Casey County Clerk Casey Davis met with Beshear Thursday and asked for an exemption from issuing such licenses, explaining to the governor that he religious objections to same-sex marriage. Beshear made it clear to the clerk that he has to follow the Supreme Court’s orders and if he could not fulfill his duties, he should resign.
However, Davis walked away from the meeting vowing not to issue any same-sex marriage licenses and would go to jail before he resigned.
“If that’s what it takes for me to express the freedom of religion that I believe I was born with, I’m willing to do that,” Davis told reporters.
Beshear then issued a statement reaffirming that all county clerks are to follow the Supreme Court and issues marriage licenses, regardless of the clerks personal beliefs.
“This morning, I advised Mr. Davis that I respect his right to his own personal beliefs regarding same-sex marriage,” Beshear said. “However, when he was elected, he took a constitutional oath to uphold the United States Constitution.”
Davis is not alone in his defiance and all of those who refuse to do the job they were elected to do should be removed from office. Though removing them from office is not easy, because they are elected officials they would have to go through an impeachment process.
The governor said the voters will take notice of the clerks who defy to uphold their constitutional duties and hopes they will be removed from office and that the state government can avoid wasting any taxpayer dollars on this issue.

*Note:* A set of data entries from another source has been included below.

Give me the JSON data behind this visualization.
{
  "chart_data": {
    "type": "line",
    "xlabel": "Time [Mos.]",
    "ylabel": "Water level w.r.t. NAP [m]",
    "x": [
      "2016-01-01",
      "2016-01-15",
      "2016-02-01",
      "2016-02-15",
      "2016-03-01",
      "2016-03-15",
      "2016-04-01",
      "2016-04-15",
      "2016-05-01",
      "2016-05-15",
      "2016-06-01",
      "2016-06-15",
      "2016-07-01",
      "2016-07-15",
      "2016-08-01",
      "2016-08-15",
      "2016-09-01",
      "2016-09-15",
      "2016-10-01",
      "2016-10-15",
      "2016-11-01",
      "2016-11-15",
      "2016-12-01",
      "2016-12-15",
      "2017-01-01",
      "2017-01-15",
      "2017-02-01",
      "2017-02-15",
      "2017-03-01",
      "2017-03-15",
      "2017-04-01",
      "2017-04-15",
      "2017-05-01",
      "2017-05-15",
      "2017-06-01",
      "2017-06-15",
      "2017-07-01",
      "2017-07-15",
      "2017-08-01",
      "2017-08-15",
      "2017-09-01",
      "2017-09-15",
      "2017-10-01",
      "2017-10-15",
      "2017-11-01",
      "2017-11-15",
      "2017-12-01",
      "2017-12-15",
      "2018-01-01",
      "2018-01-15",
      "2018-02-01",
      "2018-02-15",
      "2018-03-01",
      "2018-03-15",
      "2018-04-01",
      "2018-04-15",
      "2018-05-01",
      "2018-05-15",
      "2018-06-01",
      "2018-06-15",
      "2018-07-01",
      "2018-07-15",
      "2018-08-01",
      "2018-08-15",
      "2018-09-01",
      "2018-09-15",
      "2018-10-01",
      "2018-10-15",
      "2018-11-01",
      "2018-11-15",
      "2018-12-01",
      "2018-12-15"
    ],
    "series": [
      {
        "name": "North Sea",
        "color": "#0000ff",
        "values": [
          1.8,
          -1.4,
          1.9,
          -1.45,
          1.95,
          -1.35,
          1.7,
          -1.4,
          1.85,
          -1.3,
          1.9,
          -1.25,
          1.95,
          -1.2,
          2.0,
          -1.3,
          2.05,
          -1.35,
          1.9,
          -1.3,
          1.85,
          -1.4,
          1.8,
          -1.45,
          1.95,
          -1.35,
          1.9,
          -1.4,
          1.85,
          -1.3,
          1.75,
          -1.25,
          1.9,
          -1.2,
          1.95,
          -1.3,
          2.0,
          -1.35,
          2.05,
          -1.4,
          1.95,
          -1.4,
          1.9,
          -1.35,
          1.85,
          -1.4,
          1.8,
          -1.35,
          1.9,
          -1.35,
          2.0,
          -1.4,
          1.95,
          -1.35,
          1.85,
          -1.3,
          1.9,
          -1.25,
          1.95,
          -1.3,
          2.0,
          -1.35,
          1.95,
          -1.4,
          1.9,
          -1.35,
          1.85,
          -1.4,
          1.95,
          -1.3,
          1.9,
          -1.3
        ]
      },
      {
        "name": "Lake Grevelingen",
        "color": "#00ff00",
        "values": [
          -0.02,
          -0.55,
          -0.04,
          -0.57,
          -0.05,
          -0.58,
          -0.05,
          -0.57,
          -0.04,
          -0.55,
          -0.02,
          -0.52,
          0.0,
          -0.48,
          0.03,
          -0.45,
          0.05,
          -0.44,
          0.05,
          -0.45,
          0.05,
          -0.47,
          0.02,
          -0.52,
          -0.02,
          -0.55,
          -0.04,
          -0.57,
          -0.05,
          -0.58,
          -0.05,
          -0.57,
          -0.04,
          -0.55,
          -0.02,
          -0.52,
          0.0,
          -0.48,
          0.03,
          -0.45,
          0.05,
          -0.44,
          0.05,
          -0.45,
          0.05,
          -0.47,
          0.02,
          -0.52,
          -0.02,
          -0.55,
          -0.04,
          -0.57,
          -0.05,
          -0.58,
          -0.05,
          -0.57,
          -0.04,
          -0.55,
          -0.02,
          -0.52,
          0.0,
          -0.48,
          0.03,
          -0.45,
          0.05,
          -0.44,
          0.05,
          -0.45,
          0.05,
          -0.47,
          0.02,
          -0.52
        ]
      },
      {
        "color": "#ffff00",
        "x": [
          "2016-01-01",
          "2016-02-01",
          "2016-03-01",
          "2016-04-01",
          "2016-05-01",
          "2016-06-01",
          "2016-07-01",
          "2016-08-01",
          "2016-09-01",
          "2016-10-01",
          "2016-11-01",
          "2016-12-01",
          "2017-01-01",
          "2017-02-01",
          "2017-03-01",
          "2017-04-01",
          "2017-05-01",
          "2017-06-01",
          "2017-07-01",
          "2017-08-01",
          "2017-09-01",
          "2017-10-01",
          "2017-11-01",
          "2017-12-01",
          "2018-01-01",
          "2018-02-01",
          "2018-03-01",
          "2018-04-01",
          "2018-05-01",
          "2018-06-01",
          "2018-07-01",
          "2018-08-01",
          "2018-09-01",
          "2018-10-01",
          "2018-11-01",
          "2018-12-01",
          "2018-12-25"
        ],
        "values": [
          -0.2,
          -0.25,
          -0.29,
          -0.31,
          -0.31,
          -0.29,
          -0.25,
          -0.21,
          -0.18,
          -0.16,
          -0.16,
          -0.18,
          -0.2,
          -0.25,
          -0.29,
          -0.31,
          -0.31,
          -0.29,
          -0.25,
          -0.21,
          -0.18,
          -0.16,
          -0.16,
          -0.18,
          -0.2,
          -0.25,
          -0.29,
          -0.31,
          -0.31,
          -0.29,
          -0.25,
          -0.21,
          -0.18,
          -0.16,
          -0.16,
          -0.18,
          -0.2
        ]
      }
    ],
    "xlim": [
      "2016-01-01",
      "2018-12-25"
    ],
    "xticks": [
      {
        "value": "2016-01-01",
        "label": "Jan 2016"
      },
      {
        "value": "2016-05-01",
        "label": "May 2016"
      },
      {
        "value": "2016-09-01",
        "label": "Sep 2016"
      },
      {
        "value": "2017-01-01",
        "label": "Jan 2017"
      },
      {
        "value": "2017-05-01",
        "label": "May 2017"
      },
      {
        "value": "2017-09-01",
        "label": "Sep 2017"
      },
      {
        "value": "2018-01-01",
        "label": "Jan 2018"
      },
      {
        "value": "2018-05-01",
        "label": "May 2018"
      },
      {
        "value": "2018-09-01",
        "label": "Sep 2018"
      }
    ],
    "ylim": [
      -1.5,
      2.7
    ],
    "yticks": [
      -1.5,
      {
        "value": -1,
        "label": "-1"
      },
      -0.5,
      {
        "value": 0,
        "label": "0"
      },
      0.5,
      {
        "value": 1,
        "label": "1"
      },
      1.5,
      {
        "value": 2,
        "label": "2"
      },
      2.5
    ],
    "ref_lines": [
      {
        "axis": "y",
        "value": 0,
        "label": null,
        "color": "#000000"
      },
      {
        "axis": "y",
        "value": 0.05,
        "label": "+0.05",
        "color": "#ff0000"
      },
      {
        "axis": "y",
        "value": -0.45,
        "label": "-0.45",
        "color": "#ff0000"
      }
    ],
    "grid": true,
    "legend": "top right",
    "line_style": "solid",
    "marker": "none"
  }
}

Chris Hartman, director of the Fairness Campaign, a Kentucky equal rights advocacy group, called Beshear’s position on the matter “prudent governance.”
“The governor is there to ensure the taxpayers’ dollars are protected from frivolous spending, which would certainly be incurred if the county clerks continue to refuse to do their jobs,” he said. “They could end up costing the state tens or hundreds of thousands of dollars in costly and lengthy litigation.”
Yet, Martin Cothran, senior policy analyst for the Family Foundation, anti-equality group, it’s not clear that the governor has the authority to tell clerks what to do in this situation.
“At this point, it’s looking to us like this is an issue between the county clerks and their constituents who voted them into office,” Cothran said. “We’ve said before that the county clerks swore an oath to a Constitution that prohibited the very marriages that the governor is now saying they have to issue licenses for.”
Apparently, Cothran has never read the Constitution and believes there is an amendment that bans same-sex marriage. The Supreme Court will inform him differently.